Monday, June 19, 2023

Taking Stock of West Virginia on its One-Year Anniversary, by Natasha Brunstein - Yale Journal on Regulation

Taking Stock of West Virginia on its One-Year Anniversary, by Natasha Brunstein - Yale Journal on Regulation

This month marks one year since the Supreme Court decided West Virginia v. EPA, in which the Court expressly named and relied on the major questions doctrine for the first time. It is thus an apt time to take stock of West Virginia’s impact, particularly as we may see yet another landmark major questions doctrine decision from the Court by the end of the month in Biden v. Nebraska or Department of Education v. Brown.

Before West Virginiacommentators rightly criticized the major questions doctrine’s ambiguity and inconsistency. In West Virginia, the Court had the opportunity to clarify the doctrine and articulate a framework to guide lower courts. Although one could read West Virginia as an attempt to provide such guidance to lower courts (as Don Goodson and I explained here), it is admittedly far from a model of clarity, which has unsurprisingly led to continued inconsistency in the lower courts.

In a forthcoming article in the Administrative Law Review, I survey how lower federal courts have interpreted West Virginia and applied the major questions doctrine over the last year. My survey reveals that there is no one major questions doctrine in the lower courts. Like the Supreme Court’s cases predating West Virginia, judges have taken vastly different approaches to defining and applying the doctrine—even within the same circuit—illustrating that many judges view the doctrine as little more than a grab bag of factors at their disposal. The cases reflect that lower courts do not feel constrained in how they apply the doctrine, and their applications of the doctrine appear to largely track partisan lines.

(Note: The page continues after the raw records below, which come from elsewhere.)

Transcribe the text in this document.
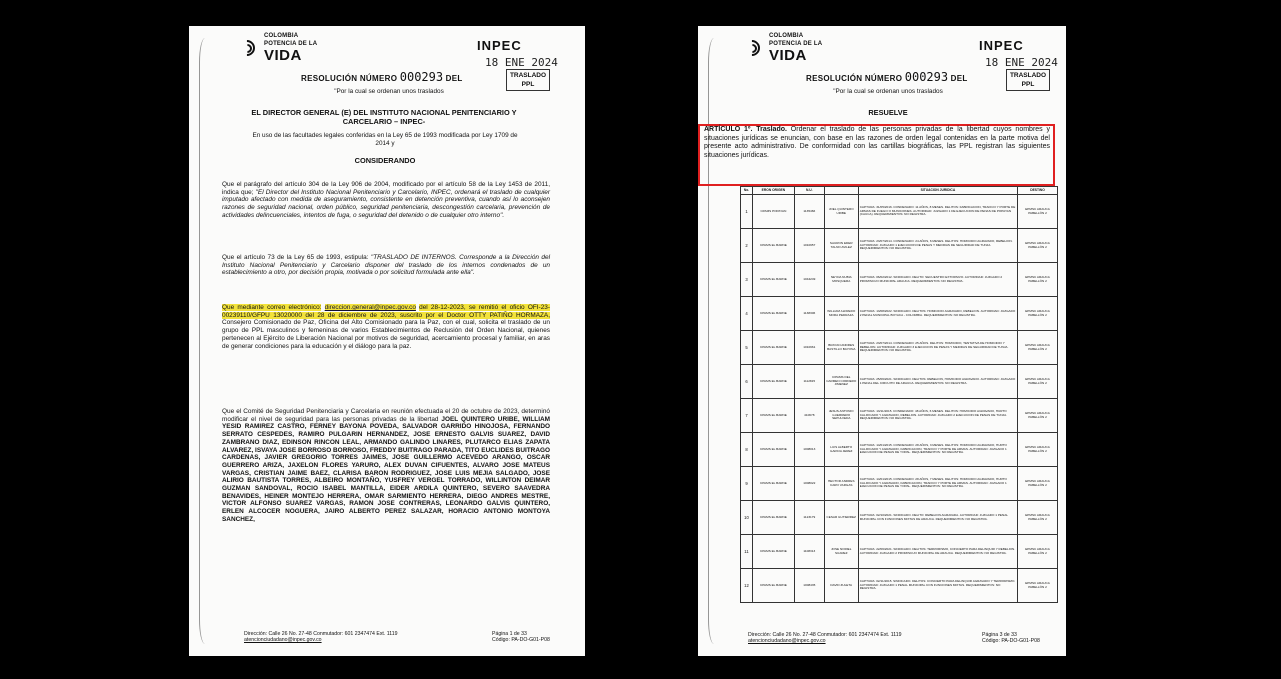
COLOMBIA
POTENCIA DE LA
VIDA
INPEC
18 ENE 2024
TRASLADO
PPL
RESOLUCIÓN NÚMERO 000293 DEL
"Por la cual se ordenan unos traslados
EL DIRECTOR GENERAL (E) DEL INSTITUTO NACIONAL PENITENCIARIO Y CARCELARIO – INPEC-
En uso de las facultades legales conferidas en la Ley 65 de 1993 modificada por Ley 1709 de 2014 y
CONSIDERANDO

Que el parágrafo del artículo 304 de la Ley 906 de 2004, modificado por el artículo 58 de la Ley 1453 de 2011, indica que; "El Director del Instituto Nacional Penitenciario y Carcelario, INPEC, ordenará el traslado de cualquier imputado afectado con medida de aseguramiento, consistente en detención preventiva, cuando así lo aconsejen razones de seguridad nacional, orden público, seguridad penitenciaria, descongestión carcelaria, prevención de actividades delincuenciales, intentos de fuga, o seguridad del detenido o de cualquier otro interno".

Que el artículo 73 de la Ley 65 de 1993, estipula: "TRASLADO DE INTERNOS. Corresponde a la Dirección del Instituto Nacional Penitenciario y Carcelario disponer del traslado de los internos condenados de un establecimiento a otro, por decisión propia, motivada o por solicitud formulada ante ella".

Que mediante correo electrónico: direccion.general@inpec.gov.co del 28-12-2023, se remitió el oficio OFI-23-00239110/GFPU 13020000 del 28 de diciembre de 2023, suscrito por el Doctor OTTY PATIÑO HORMAZA, Consejero Comisionado de Paz, Oficina del Alto Comisionado para la Paz, con el cual, solicita el traslado de un grupo de PPL masculinos y femeninas de varios Establecimientos de Reclusión del Orden Nacional, quienes pertenecen al Ejército de Liberación Nacional por motivos de seguridad, acercamiento procesal y familiar, en aras de generar condiciones para la educación y el diálogo para la paz.

Que el Comité de Seguridad Penitenciaria y Carcelaria en reunión efectuada el 20 de octubre de 2023, determinó modificar el nivel de seguridad para las personas privadas de la libertad JOEL QUINTERO URIBE, WILLIAM YESID RAMIREZ CASTRO, FERNEY BAYONA POVEDA, SALVADOR GARRIDO HINOJOSA, FERNANDO SERRATO CESPEDES, RAMIRO PULGARIN HERNANDEZ, JOSE ERNESTO GALVIS SUAREZ, DAVID ZAMBRANO DIAZ, EDINSON RINCON LEAL, ARMANDO GALINDO LINARES, PLUTARCO ELIAS ZAPATA ALVAREZ, ISVAYA JOSE BORROSO BORROSO, FREDDY BUITRAGO PARADA, TITO EUCLIDES BUITRAGO CARDENAS, JAVIER GREGORIO TORRES JAIMES, JOSE GUILLERMO ACEVEDO ARANGO, OSCAR GUERRERO ARIZA, JAXELON FLORES YARURO, ALEX DUVAN CIFUENTES, ALVARO JOSE MATEUS VARGAS, CRISTIAN JAIME BAEZ, CLARISA BARON RODRIGUEZ, JOSE LUIS MEJIA SALGADO, JOSE ALIRIO BAUTISTA TORRES, ALBEIRO MONTAÑO, YUSFREY VERGEL TORRADO, WILLINTON DEIMAR GUZMAN SANDOVAL, ROCIO ISABEL MANTILLA, EIDER ARDILA QUINTERO, SEVERO SAAVEDRA BENAVIDES, HEINER MONTEJO HERRERA, OMAR SARMIENTO HERRERA, DIEGO ANDRES MESTRE, VICTOR ALFONSO SUAREZ VARGAS, RAMON JOSE CONTRERAS, LEONARDO GALVIS QUINTERO, ERLEN ALCOCER NOGUERA, JAIRO ALBERTO PEREZ SALAZAR, HORACIO ANTONIO MONTOYA SANCHEZ,

Dirección: Calle 26 No. 27-48 Conmutador: 601 2347474 Ext. 1119
atencionciudadano@inpec.gov.co
Página 1 de 33
Código: PA-DO-G01-P08
COLOMBIA
POTENCIA DE LA
VIDA
INPEC
18 ENE 2024
TRASLADO
PPL
RESOLUCIÓN NÚMERO 000293 DEL
"Por la cual se ordenan unos traslados
RESUELVE

ARTÍCULO 1º. Traslado. Ordenar el traslado de las personas privadas de la libertad cuyos nombres y situaciones jurídicas se enuncian, con base en las razones de orden legal contenidas en la parte motiva del presente acto administrativo. De conformidad con las cartillas biográficas, las PPL registran las siguientes situaciones jurídicas.

No.	ERON ORIGEN	N.U.		SITUACION JURIDICA	DESTINO
1	CPAMS POPAYAN	1135466	JOEL QUINTERO URIBE	CAPTURA: 31/05/2016. CONDENADO: 11 AÑOS, 8 MESES. DELITOS: FABRICACION, TRAFICO Y PORTE DE ARMAS DE FUEGO O MUNICIONES. AUTORIDAD: JUZGADO 1 DE EJECUCION DE PENAS DE POPAYAN (CAUCA). REQUERIMIENTOS: NO REGISTRA.	EPMSC ARAUCA PABELLÓN 2
2	CPAMS EL BARNE	1010957	SAURON EDER TALNO AVILEZ	CAPTURA: 23/07/2014. CONDENADO: 24 AÑOS, 6 MESES. DELITOS: HOMICIDIO AGRAVADO, REBELION. AUTORIDAD: JUZGADO 1 EJECUCION DE PENAS Y MEDIDAS DE SEGURIDAD DE TUNJA. REQUERIMIENTOS: NO REGISTRA.	EPMSC ARAUCA PABELLÓN 2
3	CPAMS EL BARNE	1044249	NEYDA NUBIA MOSQUERA	CAPTURA: 06/02/2012. SINDICADO. DELITO: SECUESTRO EXTORSIVO. AUTORIDAD: JUZGADO 2 PROMISCUO MUNICIPAL ARAUCA. REQUERIMIENTOS: NO REGISTRA.	EPMSC ARAUCA PABELLÓN 2
4	CPAMS EL BARNE	1138306	WILLIAM ALFREDO MORA PEDRAZA	CAPTURA: 13/08/2022. SINDICADO. DELITOS: HOMICIDIO AGRAVADO, REBELION. AUTORIDAD: JUZGADO 2 PENAL MUNICIPAL BOYACA - COLOMBIA. REQUERIMIENTOS: NO REGISTRA.	EPMSC ARAUCA PABELLÓN 2
5	CPAMS EL BARNE	1010961	BRAYAN ANDRES BASTILLO BAYONA	CAPTURA: 23/07/2014. CONDENADO: 25 AÑOS. DELITOS: HOMICIDIO, TENTATIVA DE HOMICIDIO Y REBELION. AUTORIDAD: JUZGADO 3 EJECUCION DE PENAS Y MEDIDAS DE SEGURIDAD DE TUNJA. REQUERIMIENTOS: NO REGISTRA.	EPMSC ARAUCA PABELLÓN 2
6	CPAMS EL BARNE	1112815	CIPAMS DEL CARMEN CORDERO JIMENEZ	CAPTURA: 25/06/2021. SINDICADO. DELITOS: REBELION, HOMICIDIO AGRAVADO. AUTORIDAD: JUZGADO 1 PENAL DEL CIRCUITO DE ARAUCA. REQUERIMIENTOS: NO REGISTRA.	EPMSC ARAUCA PABELLÓN 2
7	CPAMS EL BARNE	410678	JESUS ANTONIO GUERRERO SEPULVEDA	CAPTURA: 13/11/2015. CONDENADO: 48 AÑOS, 6 MESES. DELITOS: HOMICIDIO AGRAVADO, HURTO CALIFICADO Y AGRAVADO, REBELION. AUTORIDAD: JUZGADO 2 EJECUCION DE PENAS DE TUNJA. REQUERIMIENTOS: NO REGISTRA.	EPMSC ARAUCA PABELLÓN 2
8	CPAMS EL BARNE	1008013	LUIS ALBERTO GARCIA JEREZ	CAPTURA: 14/01/2015. CONDENADO: 28 AÑOS, 3 MESES. DELITOS: HOMICIDIO AGRAVADO, HURTO CALIFICADO Y AGRAVADO, FABRICACION, TRAFICO Y PORTE DE ARMAS. AUTORIDAD: JUZGADO 1 EJECUCION DE PENAS DE YOPAL. REQUERIMIENTOS: NO REGISTRA.	EPMSC ARAUCA PABELLÓN 2
9	CPAMS EL BARNE	1008022	HECTOR ANDRES CARO VARGAS	CAPTURA: 14/01/2015. CONDENADO: 28 AÑOS, 7 MESES. DELITOS: HOMICIDIO AGRAVADO, HURTO CALIFICADO Y AGRAVADO, FABRICACION, TRAFICO Y PORTE DE ARMAS. AUTORIDAD: JUZGADO 1 EJECUCION DE PENAS DE YOPAL. REQUERIMIENTOS: NO REGISTRA.	EPMSC ARAUCA PABELLÓN 2
10	CPAMS EL BARNE	1123179	CESAR GUTIERREZ	CAPTURA: 02/10/2021. SINDICADO. DELITO: REBELION AGRAVADA. AUTORIDAD: JUZGADO 1 PENAL MUNICIPAL CON FUNCIONES MIXTAS DE ARAUCA. REQUERIMIENTOS: NO REGISTRA.	EPMSC ARAUCA PABELLÓN 2
11	CPAMS EL BARNE	1108313	JOSE NORIEL SUAREZ	CAPTURA: 22/06/2021. SINDICADO. DELITOS: TERRORISMO, CONCIERTO PARA DELINQUIR Y REBELION. AUTORIDAD: JUZGADO 2 PROMISCUO MUNICIPAL DE ARAUCA. REQUERIMIENTOS: NO REGISTRA.	EPMSC ARAUCA PABELLÓN 2
12	CPAMS EL BARNE	1008435	DAVID ZULETA	CAPTURA: 02/11/2015. SINDICADO. DELITOS: CONCIERTO PARA DELINQUIR AGRAVADO Y TERRORISMO. AUTORIDAD: JUZGADO 1 PENAL MUNICIPAL CON FUNCIONES MIXTAS. REQUERIMIENTOS: NO REGISTRA.	EPMSC ARAUCA PABELLÓN 2
Dirección: Calle 26 No. 27-48 Conmutador: 601 2347474 Ext. 1119
atencionciudadano@inpec.gov.co
Página 3 de 33
Código: PA-DO-G01-P08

***To begin with, in sixteen out of the twenty-one cases, judges ruled in line with their political party appointment. Nine cases involved Democratic appointees upholding Biden administration agency actions, and seven cases involved Republican appointees invalidating Biden administration agency actions. Of the remaining five cases, three of them are hard to categorize but arguably could go either way. In Kaweah Delta Health Care District v. Becerra, Judge Consuelo B. Marshall, a Democratic appointee in the Central District of California, invalidated a Trump-era rule that the Biden administration defended. To my knowledge, this is the only instance of a court relying on the major questions doctrine to invalidate a Trump-era policy that the Biden administration chose to defend. In Kovac v. Wray, Judge Brantley Starr, a Republican appointee in the Northern District of Texas, upheld the Biden administration’s maintenance of the terrorist watchlist, which is not strictly a Democratic policy. And in United States v. Sadrinia, Judge David L. Bunning, a Republican appointee in the Eastern District of Kentucky, upheld the Attorney General’s and Drug Enforcement Administration’s rule under the Controlled Substances Act in the context of a criminal prosecution, which also does not concern a strictly Democratic policy. The two remaining cases involved Republican appointees upholding Biden administration agency actions.